Shamanth:  And if I might drill down a bit on what you said β€” what would you say characterizes the system you’ve come up with versus a system that would basically result in AI slop? What are the big characteristics?

Patrick:  Keeping humans to inject creativity β€” finding new marketing angles, new ad concepts, new video types. That’s one of the very important things. One of the departments in our company where we use AI the most is our creative department, and it’s also the department which is growing the most because of what I’ve noticed as we scaled up from 100 to 500 to 1,000 to 2,000. Now we’re close to 3,000, heading to 10,000 within the next few months. You have to have quite a lot of humans in there to make sure you keep this creativity, keep your ads refreshing, and keep innovating.

Shamanth:  You’re right β€” the more ads you have, the more quality checks you need, the more directing and guidance you need. So this definitely makes sense. I was also very intrigued when you said, as you used more AI, you actually needed more humans. Was that surprising to you upfront?

Patrick:  Yeah, it was. Initially, when we started with AI ads, before I really understood that you needed to maintain a high level of creativity, I was like, “This is amazing. With two people I can produce 2,000 ads a month. This is huge.” And it was β€” even two people producing 2,000 ads a month, especially back then, was impressive. We scaled quite quickly with only a two-person team to 2,000 ads a month. And it was good. We were beating market benchmarks, we were scaling, and it was doing okay.

But I had this feeling that we could do better. To do better, we basically needed to expand the team. So we multiplied the number of people in the creative team by three β€” we went from two to six β€” and we stayed at 2,000 ads a month for quite a few months. We saw performance, in terms of CTR etc., basically double.

It goes back to the point that having a high quantity and high velocity of ads is very important, but it’s also having a high quality and that human touch and creativity that takes your user acquisition to the next level.

Shamanth:  That is so interesting. I would love for you to take me back to the point in time when you had two creative team members producing 2,000 ads. What were you noticing in that setup that made you say, “Okay, I don’t want more ads per designer β€” I actually want to add more humans.” What was breaking at that point?

Patrick:  It was the multiplying variations.
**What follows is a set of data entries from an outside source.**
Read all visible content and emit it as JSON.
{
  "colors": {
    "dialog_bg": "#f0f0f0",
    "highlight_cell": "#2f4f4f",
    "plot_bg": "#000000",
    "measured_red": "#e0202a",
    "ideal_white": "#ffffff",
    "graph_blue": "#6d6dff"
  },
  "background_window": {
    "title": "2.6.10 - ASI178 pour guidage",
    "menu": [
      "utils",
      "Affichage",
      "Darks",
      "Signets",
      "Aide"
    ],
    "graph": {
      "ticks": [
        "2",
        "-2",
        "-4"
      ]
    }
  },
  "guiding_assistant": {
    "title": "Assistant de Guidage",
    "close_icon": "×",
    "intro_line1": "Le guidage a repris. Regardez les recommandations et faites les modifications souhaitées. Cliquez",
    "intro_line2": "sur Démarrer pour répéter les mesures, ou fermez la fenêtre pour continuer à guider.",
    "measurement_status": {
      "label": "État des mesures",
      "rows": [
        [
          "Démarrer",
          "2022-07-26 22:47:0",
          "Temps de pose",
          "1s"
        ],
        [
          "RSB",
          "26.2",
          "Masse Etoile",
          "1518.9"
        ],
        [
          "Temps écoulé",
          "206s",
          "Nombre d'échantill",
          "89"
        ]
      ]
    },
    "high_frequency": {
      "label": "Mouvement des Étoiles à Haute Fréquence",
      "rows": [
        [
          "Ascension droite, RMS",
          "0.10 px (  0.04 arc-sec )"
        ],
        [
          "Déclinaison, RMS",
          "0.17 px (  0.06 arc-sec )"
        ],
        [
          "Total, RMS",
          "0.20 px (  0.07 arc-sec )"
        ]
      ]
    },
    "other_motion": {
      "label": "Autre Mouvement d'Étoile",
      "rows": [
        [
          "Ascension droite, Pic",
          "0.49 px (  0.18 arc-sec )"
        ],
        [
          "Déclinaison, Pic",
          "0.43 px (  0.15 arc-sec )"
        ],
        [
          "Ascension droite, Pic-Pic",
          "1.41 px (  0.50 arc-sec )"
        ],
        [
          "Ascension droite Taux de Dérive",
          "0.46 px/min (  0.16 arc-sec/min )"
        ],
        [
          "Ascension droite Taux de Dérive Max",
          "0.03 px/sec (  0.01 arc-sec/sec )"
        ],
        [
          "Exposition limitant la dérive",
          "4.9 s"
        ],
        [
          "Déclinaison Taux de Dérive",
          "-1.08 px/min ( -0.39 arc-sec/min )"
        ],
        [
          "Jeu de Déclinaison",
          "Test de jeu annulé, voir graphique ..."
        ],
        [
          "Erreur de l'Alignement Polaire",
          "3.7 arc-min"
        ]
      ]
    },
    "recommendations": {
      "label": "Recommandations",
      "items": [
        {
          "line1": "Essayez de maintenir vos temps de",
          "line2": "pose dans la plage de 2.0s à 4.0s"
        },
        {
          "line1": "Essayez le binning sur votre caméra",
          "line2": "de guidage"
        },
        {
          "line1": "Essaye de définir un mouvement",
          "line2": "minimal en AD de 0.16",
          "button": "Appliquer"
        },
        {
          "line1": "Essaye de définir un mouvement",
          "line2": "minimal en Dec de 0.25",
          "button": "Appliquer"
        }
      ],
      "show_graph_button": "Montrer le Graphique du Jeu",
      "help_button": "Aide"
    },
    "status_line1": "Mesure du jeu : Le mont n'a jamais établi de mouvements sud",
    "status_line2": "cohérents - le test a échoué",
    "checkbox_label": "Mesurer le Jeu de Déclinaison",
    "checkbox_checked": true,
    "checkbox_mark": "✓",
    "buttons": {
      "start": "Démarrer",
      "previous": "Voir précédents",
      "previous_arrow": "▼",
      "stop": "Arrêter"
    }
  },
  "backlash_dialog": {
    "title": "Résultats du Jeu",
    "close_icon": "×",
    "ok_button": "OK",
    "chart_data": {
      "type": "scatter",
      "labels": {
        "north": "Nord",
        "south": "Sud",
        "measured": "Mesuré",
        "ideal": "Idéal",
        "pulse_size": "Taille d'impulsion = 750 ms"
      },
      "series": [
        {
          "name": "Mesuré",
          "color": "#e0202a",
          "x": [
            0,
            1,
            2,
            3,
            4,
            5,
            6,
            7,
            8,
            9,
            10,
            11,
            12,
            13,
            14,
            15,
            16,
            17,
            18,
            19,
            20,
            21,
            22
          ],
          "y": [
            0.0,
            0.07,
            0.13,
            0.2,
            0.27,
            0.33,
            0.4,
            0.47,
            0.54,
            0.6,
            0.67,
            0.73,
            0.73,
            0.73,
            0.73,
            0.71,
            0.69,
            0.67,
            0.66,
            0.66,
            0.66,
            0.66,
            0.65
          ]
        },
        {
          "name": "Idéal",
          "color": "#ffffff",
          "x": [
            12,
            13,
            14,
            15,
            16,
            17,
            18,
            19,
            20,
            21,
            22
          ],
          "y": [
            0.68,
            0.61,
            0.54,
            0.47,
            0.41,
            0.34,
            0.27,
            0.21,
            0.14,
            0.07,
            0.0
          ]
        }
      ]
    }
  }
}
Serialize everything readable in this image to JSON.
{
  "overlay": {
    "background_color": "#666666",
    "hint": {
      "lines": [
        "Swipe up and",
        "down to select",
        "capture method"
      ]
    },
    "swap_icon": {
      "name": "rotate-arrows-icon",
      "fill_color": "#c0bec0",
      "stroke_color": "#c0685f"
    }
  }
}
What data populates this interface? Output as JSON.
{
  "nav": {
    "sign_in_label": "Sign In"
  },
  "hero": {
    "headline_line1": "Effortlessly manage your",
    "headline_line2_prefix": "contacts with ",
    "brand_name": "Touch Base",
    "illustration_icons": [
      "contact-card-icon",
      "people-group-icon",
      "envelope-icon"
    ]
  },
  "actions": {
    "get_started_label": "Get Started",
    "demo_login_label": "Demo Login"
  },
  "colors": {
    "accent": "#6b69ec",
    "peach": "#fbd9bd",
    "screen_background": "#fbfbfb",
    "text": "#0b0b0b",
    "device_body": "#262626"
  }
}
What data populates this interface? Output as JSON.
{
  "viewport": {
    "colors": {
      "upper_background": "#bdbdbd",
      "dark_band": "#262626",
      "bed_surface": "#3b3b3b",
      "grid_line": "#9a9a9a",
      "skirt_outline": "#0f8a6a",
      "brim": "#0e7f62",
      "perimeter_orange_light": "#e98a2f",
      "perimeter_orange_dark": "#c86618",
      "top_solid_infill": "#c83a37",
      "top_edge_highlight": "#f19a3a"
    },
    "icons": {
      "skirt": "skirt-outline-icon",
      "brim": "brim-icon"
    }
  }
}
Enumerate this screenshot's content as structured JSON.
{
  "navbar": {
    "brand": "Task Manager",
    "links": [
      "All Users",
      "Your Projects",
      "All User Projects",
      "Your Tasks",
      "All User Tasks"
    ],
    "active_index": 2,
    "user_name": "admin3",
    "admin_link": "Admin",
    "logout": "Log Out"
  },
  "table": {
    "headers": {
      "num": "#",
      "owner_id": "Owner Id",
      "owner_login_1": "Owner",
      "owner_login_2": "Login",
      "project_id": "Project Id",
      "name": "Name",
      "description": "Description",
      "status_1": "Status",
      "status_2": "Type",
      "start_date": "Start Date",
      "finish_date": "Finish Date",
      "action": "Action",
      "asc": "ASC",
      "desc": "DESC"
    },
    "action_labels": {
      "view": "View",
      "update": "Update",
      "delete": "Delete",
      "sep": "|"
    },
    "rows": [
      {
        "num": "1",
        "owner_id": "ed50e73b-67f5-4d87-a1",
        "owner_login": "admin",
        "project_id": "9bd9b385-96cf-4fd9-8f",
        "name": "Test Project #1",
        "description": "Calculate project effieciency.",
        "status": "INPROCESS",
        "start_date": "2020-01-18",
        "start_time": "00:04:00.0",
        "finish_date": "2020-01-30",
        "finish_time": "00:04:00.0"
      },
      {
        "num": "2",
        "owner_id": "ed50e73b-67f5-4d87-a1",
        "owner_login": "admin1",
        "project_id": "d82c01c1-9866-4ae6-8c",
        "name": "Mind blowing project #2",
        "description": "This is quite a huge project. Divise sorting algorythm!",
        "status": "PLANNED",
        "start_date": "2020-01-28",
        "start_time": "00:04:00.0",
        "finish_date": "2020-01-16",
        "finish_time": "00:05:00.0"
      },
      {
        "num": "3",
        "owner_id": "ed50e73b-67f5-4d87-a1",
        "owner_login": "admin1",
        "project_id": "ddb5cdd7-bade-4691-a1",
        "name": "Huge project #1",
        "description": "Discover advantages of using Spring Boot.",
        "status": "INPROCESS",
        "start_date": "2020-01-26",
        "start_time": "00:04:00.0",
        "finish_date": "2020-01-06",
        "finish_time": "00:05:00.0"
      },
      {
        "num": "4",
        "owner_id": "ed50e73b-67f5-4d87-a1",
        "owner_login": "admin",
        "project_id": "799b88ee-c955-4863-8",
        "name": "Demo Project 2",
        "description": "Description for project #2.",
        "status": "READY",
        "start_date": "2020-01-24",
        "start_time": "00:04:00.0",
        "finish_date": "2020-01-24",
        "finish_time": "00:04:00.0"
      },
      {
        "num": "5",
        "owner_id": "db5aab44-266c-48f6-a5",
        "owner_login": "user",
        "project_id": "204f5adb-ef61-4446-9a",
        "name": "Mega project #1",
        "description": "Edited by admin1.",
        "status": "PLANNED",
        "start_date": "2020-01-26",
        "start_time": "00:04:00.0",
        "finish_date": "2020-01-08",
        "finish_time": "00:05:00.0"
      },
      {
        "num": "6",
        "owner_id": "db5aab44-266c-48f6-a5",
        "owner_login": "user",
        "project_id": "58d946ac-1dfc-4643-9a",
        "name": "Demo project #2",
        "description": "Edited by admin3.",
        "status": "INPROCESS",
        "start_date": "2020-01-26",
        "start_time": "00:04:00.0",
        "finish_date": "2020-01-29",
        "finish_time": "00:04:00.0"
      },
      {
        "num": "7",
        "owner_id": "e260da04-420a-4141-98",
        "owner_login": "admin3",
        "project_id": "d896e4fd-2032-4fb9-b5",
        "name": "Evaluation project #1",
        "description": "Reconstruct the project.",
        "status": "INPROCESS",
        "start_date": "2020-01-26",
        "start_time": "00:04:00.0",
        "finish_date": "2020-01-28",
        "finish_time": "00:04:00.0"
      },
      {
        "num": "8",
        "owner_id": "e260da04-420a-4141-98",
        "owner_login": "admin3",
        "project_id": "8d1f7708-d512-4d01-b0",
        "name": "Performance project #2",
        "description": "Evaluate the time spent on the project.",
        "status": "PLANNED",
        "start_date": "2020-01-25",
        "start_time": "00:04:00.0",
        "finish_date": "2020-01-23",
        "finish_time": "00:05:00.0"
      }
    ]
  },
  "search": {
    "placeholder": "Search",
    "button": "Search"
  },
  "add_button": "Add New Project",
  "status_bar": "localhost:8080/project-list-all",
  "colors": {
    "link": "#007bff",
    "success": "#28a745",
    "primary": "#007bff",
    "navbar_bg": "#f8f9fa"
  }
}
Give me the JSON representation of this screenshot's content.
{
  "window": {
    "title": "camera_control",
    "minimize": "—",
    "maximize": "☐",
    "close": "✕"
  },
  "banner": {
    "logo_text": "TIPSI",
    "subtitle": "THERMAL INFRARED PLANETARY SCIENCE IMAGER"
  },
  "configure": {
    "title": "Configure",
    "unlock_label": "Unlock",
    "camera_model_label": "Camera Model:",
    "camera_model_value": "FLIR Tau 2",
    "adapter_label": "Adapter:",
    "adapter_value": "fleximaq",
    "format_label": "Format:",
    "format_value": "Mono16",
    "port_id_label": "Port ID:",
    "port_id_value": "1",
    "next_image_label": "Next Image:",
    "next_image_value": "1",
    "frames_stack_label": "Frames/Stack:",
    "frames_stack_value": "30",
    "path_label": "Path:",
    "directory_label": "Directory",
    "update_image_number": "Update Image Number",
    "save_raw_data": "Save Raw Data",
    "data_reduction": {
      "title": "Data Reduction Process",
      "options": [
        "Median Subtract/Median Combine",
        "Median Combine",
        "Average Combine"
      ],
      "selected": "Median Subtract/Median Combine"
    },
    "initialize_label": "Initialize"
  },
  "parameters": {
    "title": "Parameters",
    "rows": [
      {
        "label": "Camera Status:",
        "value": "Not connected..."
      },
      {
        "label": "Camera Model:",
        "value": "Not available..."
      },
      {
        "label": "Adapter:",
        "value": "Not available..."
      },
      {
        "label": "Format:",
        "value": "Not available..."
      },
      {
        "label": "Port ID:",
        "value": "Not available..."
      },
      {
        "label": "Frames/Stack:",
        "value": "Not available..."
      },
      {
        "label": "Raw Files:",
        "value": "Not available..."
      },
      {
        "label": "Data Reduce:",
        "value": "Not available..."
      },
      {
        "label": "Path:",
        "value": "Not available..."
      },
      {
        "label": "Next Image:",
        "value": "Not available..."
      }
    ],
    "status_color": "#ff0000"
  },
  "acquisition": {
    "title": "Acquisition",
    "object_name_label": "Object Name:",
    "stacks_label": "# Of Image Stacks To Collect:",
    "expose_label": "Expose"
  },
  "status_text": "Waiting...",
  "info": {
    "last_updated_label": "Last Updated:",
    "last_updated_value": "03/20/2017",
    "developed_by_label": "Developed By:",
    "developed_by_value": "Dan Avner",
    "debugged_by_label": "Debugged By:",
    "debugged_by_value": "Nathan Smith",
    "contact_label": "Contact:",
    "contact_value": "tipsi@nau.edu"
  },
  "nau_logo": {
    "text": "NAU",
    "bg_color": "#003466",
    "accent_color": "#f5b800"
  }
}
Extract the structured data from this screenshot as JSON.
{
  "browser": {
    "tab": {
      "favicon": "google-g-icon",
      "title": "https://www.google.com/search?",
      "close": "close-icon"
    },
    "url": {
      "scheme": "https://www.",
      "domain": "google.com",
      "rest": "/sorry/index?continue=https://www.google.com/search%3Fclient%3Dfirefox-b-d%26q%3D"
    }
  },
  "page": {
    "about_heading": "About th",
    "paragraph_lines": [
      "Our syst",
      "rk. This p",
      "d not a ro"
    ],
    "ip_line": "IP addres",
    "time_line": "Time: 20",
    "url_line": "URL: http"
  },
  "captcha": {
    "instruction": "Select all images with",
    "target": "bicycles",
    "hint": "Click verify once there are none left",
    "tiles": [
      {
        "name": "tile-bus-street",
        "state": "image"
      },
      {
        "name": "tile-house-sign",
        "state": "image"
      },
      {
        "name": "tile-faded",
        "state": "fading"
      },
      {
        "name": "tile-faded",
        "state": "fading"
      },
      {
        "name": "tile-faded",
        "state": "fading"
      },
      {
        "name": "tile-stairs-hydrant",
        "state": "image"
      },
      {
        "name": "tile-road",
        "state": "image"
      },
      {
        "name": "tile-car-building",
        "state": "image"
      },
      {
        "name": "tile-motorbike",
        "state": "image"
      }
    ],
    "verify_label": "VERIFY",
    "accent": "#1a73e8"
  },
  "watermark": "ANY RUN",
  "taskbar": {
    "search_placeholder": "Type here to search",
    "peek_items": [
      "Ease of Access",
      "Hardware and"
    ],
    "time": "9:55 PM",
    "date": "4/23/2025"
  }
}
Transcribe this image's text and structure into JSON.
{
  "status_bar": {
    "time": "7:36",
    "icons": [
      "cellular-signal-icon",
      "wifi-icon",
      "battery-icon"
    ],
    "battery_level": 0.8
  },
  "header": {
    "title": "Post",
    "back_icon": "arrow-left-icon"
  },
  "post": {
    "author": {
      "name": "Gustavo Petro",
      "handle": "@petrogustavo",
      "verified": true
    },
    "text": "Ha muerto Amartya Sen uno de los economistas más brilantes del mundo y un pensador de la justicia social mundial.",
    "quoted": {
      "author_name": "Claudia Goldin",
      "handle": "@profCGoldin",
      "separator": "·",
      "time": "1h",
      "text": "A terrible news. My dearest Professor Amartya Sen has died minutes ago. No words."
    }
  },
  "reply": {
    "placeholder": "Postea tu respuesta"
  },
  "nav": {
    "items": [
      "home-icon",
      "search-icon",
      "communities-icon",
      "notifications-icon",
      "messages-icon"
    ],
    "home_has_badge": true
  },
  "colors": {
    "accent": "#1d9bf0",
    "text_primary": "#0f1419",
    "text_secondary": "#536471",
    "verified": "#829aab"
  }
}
We’ve got quite a systematic process where we test each variable in an ad β€” dozens of hooks, dozens of actors, etc. for the same winning ad. That does increase performance, but those videos also have a much shorter lifetime.

The ones that really outperformed β€” the ones that got to what we call internally “unicorn status,” ads we could run at incredibly low CPIs/CPAs at really high volumes of spend β€” those were coming from basically brand new ads we were building using AI tools. The idea was: what if we can build a high volume of brand new, completely different ads? That’s where we’d be able to really outperform.

It’s one of the operating principles of the company since the start: follow the data, and whatever is working, double down on it. As soon as we see something performing, we just double or triple the resources on it. And that’s how we’ve been growing the company.

Shamanth:  So the end goal isn’t to produce 2,000 ads β€” the end game is to come up with a small number of unicorn ads, and the 2,000 ads is in service of that. So if I understand correctly, you started noticing that the unicorn ads weren’t made with AI-driven iterations.

Patrick:  They were AI ads, but they were like side projects β€” brand new ads. “Oh, let’s do this, let’s try this.” They weren’t a variation of an existing marketing angle or concept.

Shamanth:  Right, right. Is there an example that comes to mind of a unicorn ad like this?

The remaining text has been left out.